§1. L’approche traditionnelle d’inspiration keynésienne

En dépit des nombreuses critiques formulées à l’encontre de la théorie keynésienne concernant notamment son inadéquation aux problématiques des pays en voie de développement, c’est en vertu de ces analyses que les économistes du développement ont donné au crédit rural une place privilégiée dans le processus de croissance agricole. Aussi, durant la période de l’après-Guerre, les politiques de modernisation agricole des pays du Sud se sont largement fondées sur le crédit [Mounier, 1992 ; Wampfler, 2004]. Sous l’influence des théories keynésiennes, la faiblesse de l’investissement aux niveaux macro et micro économiques, était jugée responsable du « sous-développement ». En effet, la justification théorique du rôle du crédit comme levier de la croissance est la suivante : l’emprunt génère de nouvelles capacités productives lorsqu’il est destiné à financer l’investissement. En conséquence, le développement de l’épargne disponible joue un rôle central, les institutions bancaires également 5 .
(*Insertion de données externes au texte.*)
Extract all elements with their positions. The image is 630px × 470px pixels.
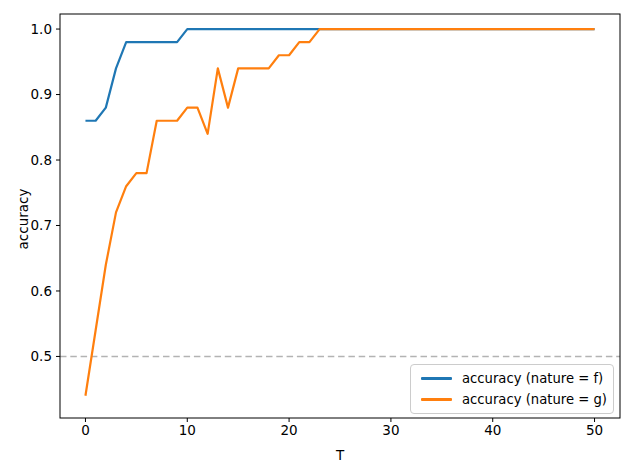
series-line-nature-g <box>85 29 594 396</box>
x-tick-label: 10 <box>179 422 196 438</box>
axes-spines <box>60 14 620 418</box>
y-tick-label: 0.7 <box>31 217 52 233</box>
legend: accuracy (nature = f) accuracy (nature =… <box>410 364 614 414</box>
legend-line-sample-g <box>421 398 452 401</box>
figure: 0 10 20 30 40 50 0.5 0.6 0.7 0.8 0.9 1.0 T accuracy… <box>0 0 630 470</box>
y-axis-label: accuracy <box>15 189 31 250</box>
legend-item-nature-g: accuracy (nature = g) <box>421 391 604 408</box>
y-tick-label: 0.6 <box>31 283 52 299</box>
legend-label-nature-f: accuracy (nature = f) <box>462 371 603 386</box>
x-tick-label: 0 <box>81 422 90 438</box>
legend-item-nature-f: accuracy (nature = f) <box>421 370 604 387</box>
y-tick-label: 0.9 <box>31 86 52 102</box>
legend-line-sample-f <box>421 377 452 380</box>
y-tick-label: 0.5 <box>31 348 52 364</box>
x-tick-label: 30 <box>382 422 399 438</box>
y-tick-label: 1.0 <box>31 21 52 37</box>
x-tick-label: 50 <box>586 422 603 438</box>
x-tick-label: 40 <box>484 422 501 438</box>
x-tick-label: 20 <box>280 422 297 438</box>
x-axis-label: T <box>336 447 344 463</box>
series-line-nature-f <box>85 29 594 121</box>
y-tick-label: 0.8 <box>31 152 52 168</box>
legend-label-nature-g: accuracy (nature = g) <box>462 392 607 407</box>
Cependant, il était admis que l’impulsion donnée par l’investissement ne pouvait être induite par l’épargne des ménages ruraux considérés incapables d’épargner. Dans ce contexte, le crédit public est apparu comme l’instrument privilégié de la politique de croissance. En effet, durant cette période, les gouvernements n’ont pas réellement tenté de développer les systèmes financiers et se sont davantage focalisés sur l’affectation des ressources vers des activités délaissées par le système bancaire, notamment les productions agricoles tournées vers l’exportation (café, coton, arachide, etc.).

Dans cette optique, les banques ont, dans certains pays, été nationalisées (en Inde, Indonésie, Mexique, etc.) et dans les pays où ne prévalait pas de tradition bancaire à proprement parlé, des institutions financières du développement (banques de développement et banques agricoles) ont été créées [Assidon, 1996]. Les pays d’Afrique francophone se sont inspirés du modèle français, ceux d’Amérique latine, de celui des Etats-Unis. De faibles taux d’intérêts subventionnés devaient par ailleurs stimuler la demande de crédit des populations rurales, favoriser l’utilisation d’intrants et donc soutenir le développement des petites exploitations agricoles. Enfin, les institutions internationales vouées au développement telles que la Banque Mondiale ou la FAO (Food and Agriculture Organisation) ont engagé sur cette période des montants considérables dans cette voie.

Néanmoins, dès les années 1970, la politique de libéralisation financière vient rompre avec des systèmes financiers conçus et organisés comme « partie fonctionnelle » des politiques de développement [Assidon, 1996 :157].

Notes
5.

Dans l’approche classique, les institutions bancaires organisent la collecte de l’épargne et autorisent la rencontre de l’offre et de la demande de capitaux. Dans l’approche Keynésienne, leur rôle consiste à « transformer les liquidités », c’est-à-dire qu’elles transforment les encaisses monétaires liquides en des actifs moins liquides [Mounier, 1992].